Why you would want to program at fifty (or any other age)

The meme is strong in this one. It keeps popping up again and again, and seems to have struck a chord in the hacker community.

Whether you want to do something at an arbitrary time in the future is a superficial, if interesting, question. The deeper question is what motivates you do it now, and how you think that motivation might shift (or maybe altogether disappear?) in the future.

So, no, I honestly don’t know what activities will motivate and excite me when I am fifty, just as I didn’t know at fifteen what would make me get out of bed this morning.

I have seen, and personally felt, a range of motivations for programming. Some of the more common ones are:

  • Money.
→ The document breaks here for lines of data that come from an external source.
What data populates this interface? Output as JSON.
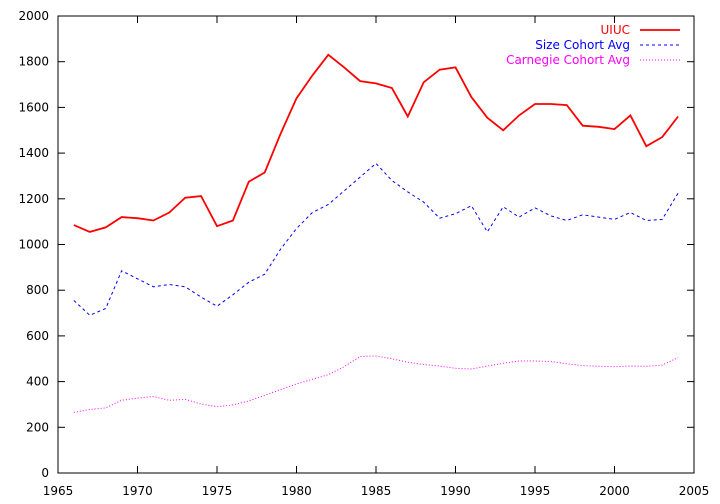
{
  "chart_data": {
    "type": "line",
    "title": "",
    "xlabel": "",
    "ylabel": "",
    "xlim": [
      1965,
      2005
    ],
    "ylim": [
      0,
      2000
    ],
    "xticks": [
      1965,
      1970,
      1975,
      1980,
      1985,
      1990,
      1995,
      2000,
      2005
    ],
    "yticks": [
      0,
      200,
      400,
      600,
      800,
      1000,
      1200,
      1400,
      1600,
      1800,
      2000
    ],
    "grid": false,
    "legend_position": "top-right",
    "x": [
      1966,
      1967,
      1968,
      1969,
      1970,
      1971,
      1972,
      1973,
      1974,
      1975,
      1976,
      1977,
      1978,
      1979,
      1980,
      1981,
      1982,
      1983,
      1984,
      1985,
      1986,
      1987,
      1988,
      1989,
      1990,
      1991,
      1992,
      1993,
      1994,
      1995,
      1996,
      1997,
      1998,
      1999,
      2000,
      2001,
      2002,
      2003,
      2004
    ],
    "series": [
      {
        "name": "UIUC",
        "color": "#ff0000",
        "style": "solid",
        "values": [
          1085,
          1055,
          1075,
          1120,
          1115,
          1105,
          1140,
          1205,
          1212,
          1080,
          1105,
          1275,
          1315,
          1485,
          1640,
          1740,
          1830,
          1775,
          1715,
          1705,
          1685,
          1560,
          1710,
          1765,
          1775,
          1645,
          1555,
          1500,
          1565,
          1615,
          1615,
          1610,
          1520,
          1515,
          1505,
          1565,
          1430,
          1470,
          1560
        ]
      },
      {
        "name": "Size Cohort Avg",
        "color": "#0000ff",
        "style": "dashed",
        "values": [
          755,
          690,
          720,
          885,
          850,
          815,
          825,
          815,
          770,
          730,
          780,
          835,
          870,
          980,
          1070,
          1140,
          1175,
          1235,
          1295,
          1355,
          1280,
          1230,
          1185,
          1115,
          1135,
          1170,
          1055,
          1165,
          1120,
          1160,
          1125,
          1105,
          1130,
          1120,
          1110,
          1140,
          1105,
          1110,
          1225
        ]
      },
      {
        "name": "Carnegie Cohort Avg",
        "color": "#ff00ff",
        "style": "dotted",
        "values": [
          265,
          278,
          285,
          318,
          328,
          335,
          318,
          322,
          302,
          290,
          298,
          315,
          340,
          365,
          390,
          410,
          430,
          465,
          510,
          512,
          500,
          485,
          475,
          468,
          458,
          455,
          468,
          480,
          490,
          490,
          488,
          478,
          470,
          467,
          465,
          468,
          467,
          472,
          505
        ]
      }
    ]
  }
}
It’s a well-paid job. It pays the bills, and leaves over fun money. You don’t mind it.
  • Purpose. Your programs help a lot people do their jobs, live and enjoy their lives.
  • Creator’s machismo. Your programs handle a gazillion queries per second and run on a trillion machines and make a jintillion dollars every minute. Take that!
  • Beauty. You find programming artifacts to be beautiful objects in their own right. You use it as a channel for self-expression, just like sculptors and painters. You enjoy the feel and flow of your tools and environment, just like some enjoy brushes and palettes and chisels.
  • Intellectual exercise. You find programming to be a grand intellectual adventure. Not only is it fun and challenging, but gives wings to your thoughts by making them executable. You use computation to explore the boundaries of the possible. It staves away boredom.
  • You fell into it by accident or circumstance, and one or more of the above compelled you to stay, at least for a while.

Of course, most programmers will cite more than one of the above as their motivations, and smear it with their own weights. What are your picks, and the weights associated with them? How do you think they will be different a few years down the line?

How much can one factor swing negatively while still making the overall proposition desirable? Would you still enjoy it if your programs had no intellectual heft but did an important and necessary job? What would you look for if you had saved or made a stash of money and didn’t have to worry about that?

This is ultimately a question which can only be answered by looking inwards. It is a test of self-knowledge. You don’t match your age to your job. You match your motivations to your job.